Strass, paillettes, fameuses marinières, célébrissimes jupes pour homme et cultissimes seins coniques, vous invitent, au Grand Palais, dans le boudoir de l’enfant terrible de la mode. N’hésitez pas, foncez !… Ce chantre du métissage, iconoclaste et anticonformiste, va vous fasciner, tout autant que l’audacieuse exposition qui consacre magistralement et magnifiquement son œuvre… En un mot, c’est fantastique !
L’argument : l’exposition présente des pièces inédites du créateur (haute-couture et prêt-à-porter), créées entre 1970 et 2013. Elles sont accompagnées de croquis, archives, costumes de scène, extraits de films, de défilés, de concerts, de vidéoclips, de spectacles de danse et d’émissions télévisées.
Cette exposition est réalisée par le Musée des Beaux-Arts de Montréal avec la Réunion des musées nationaux – Grand Palais, et la collaboration de la Maison Jean-Paul Gaultier, à Paris.
La critique : Dans cette rétrospective consacrée à Jean-Paul Gaultier, les premiers pas se font sous l’œil affable et facétieux d’une petite peluche, légèrement déplumée, râpée et élimée. C’est Nana, l’ours fétiche du créateur et son premier mannequin. Elle porte, d’ailleurs, les premiers stigmates créatifs de l’artiste : deux seins coniques en papier. Muse et protectrice, elle veille depuis plus de 50 ans sur l’enfant terrible de la mode.
Après une première salle à la scénographie fort classique, consacrée à l’enfance et au début du petit Jean-Paul dans le milieu de la mode – Micheline Presle dans Falbalas de Jacques Becker, premier émoi créatif ; Pierre Cardin, Jacques Esterel et Jean Patou, premiers employeurs ; premiers dessins sous le regard amoureux de Francis Menuge, emporté depuis par le sida ; et photos de famille en noir et blanc – , on entre dans le vif du sujet, l’univers fécond, iconoclaste et inventif de Jean-Paul Gaultier. Les premières marinières, véritable signature de l’artiste, font leur apparition. Loin d’être figés, les mannequins qui les portent, sourient, s’animent, plissent des yeux. L’un d’entre eux se met même à parler. Il a les traits du créateur et ses intonations, espiègles et joyeuses. Après une courte dissertation sur son travail et ses inspirations, il nous souhaite une bonne exposition et nous encourage d’un baiser à continuer la visite dans son univers intime et imaginatif.

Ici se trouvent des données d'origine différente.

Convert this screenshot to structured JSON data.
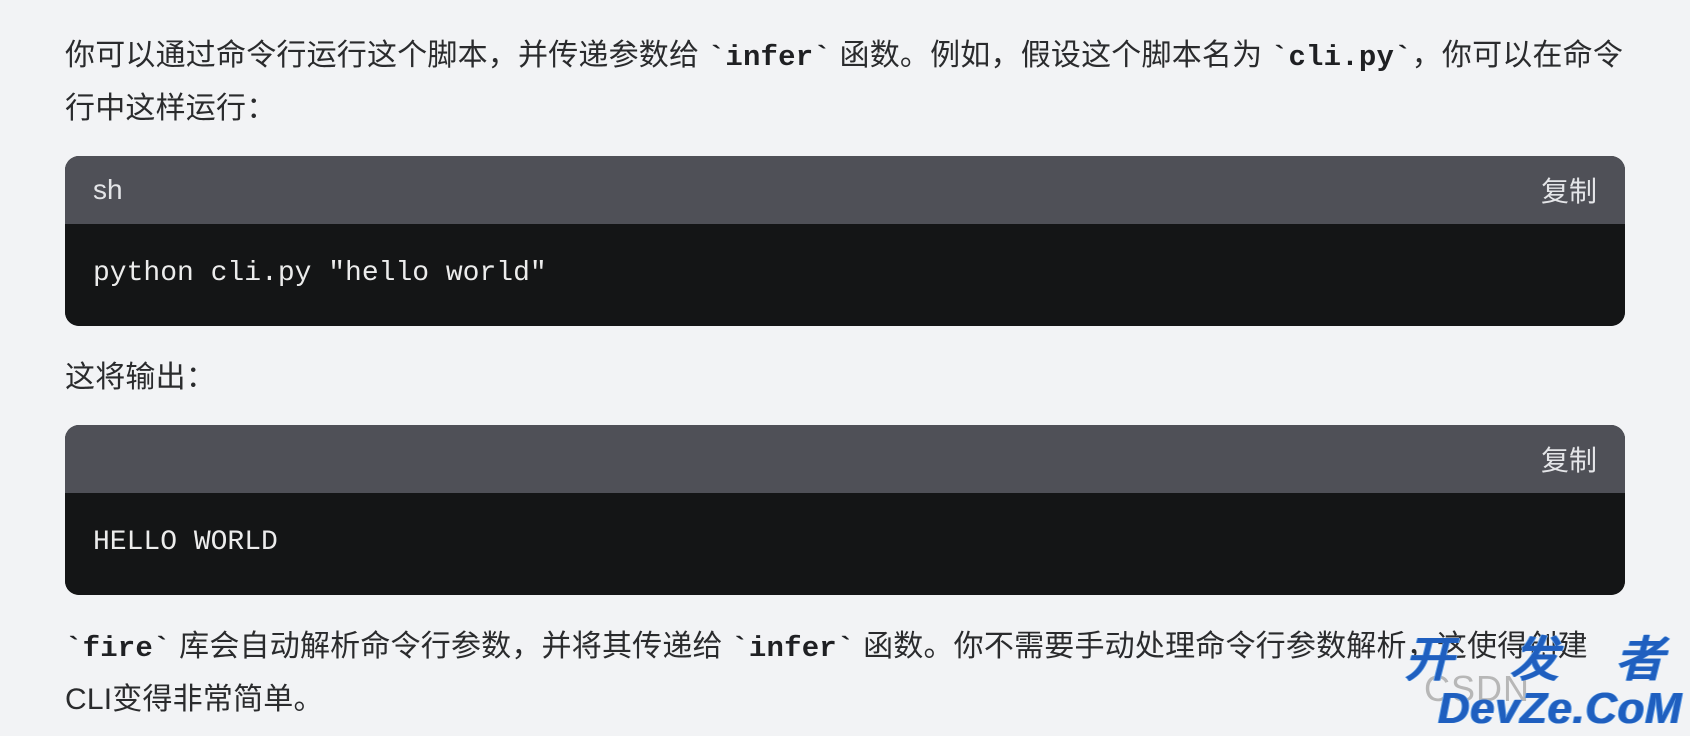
{
  "paragraph1": {
    "part1": "你可以通过命令行运行这个脚本，并传递参数给 ",
    "code1": "`infer`",
    "part2": " 函数。例如，假设这个脚本名为 ",
    "code2": "`cli.py`",
    "part3": "，你可以在命令行中这样运行："
  },
  "codeblock1": {
    "lang": "sh",
    "copy": "复制",
    "body": "python cli.py \"hello world\""
  },
  "paragraph2": "这将输出：",
  "codeblock2": {
    "lang": "",
    "copy": "复制",
    "body": "HELLO WORLD"
  },
  "paragraph3": {
    "part1": "",
    "code1": "`fire`",
    "part2": " 库会自动解析命令行参数，并将其传递给 ",
    "code2": "`infer`",
    "part3": " 函数。你不需要手动处理命令行参数解析，这使得创建CLI变得非常简单。"
  },
  "watermark_csdn": "CSDN",
  "watermark_devze_top": "开 发 者",
  "watermark_devze_bottom": "DevZe.CoM"
}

Grâce au « mapping », ingénieux procédé dû à Denis Marleau et Stéphanie Jasmin, tous deux membres de la compagnie canadienne UBU, sous nos yeux étonnés et ébahis, les mannequins prennent vie. C’est réellement magique et envoûtant. Séduit par les créations délirantes et le talent incontestable de l’enfant terrible, il n’en faut pas plus pour être définitivement conquis par cette rétrospective qui tient plus de l’installation contemporaine et du spectacle que d’une exposition stricto sensu.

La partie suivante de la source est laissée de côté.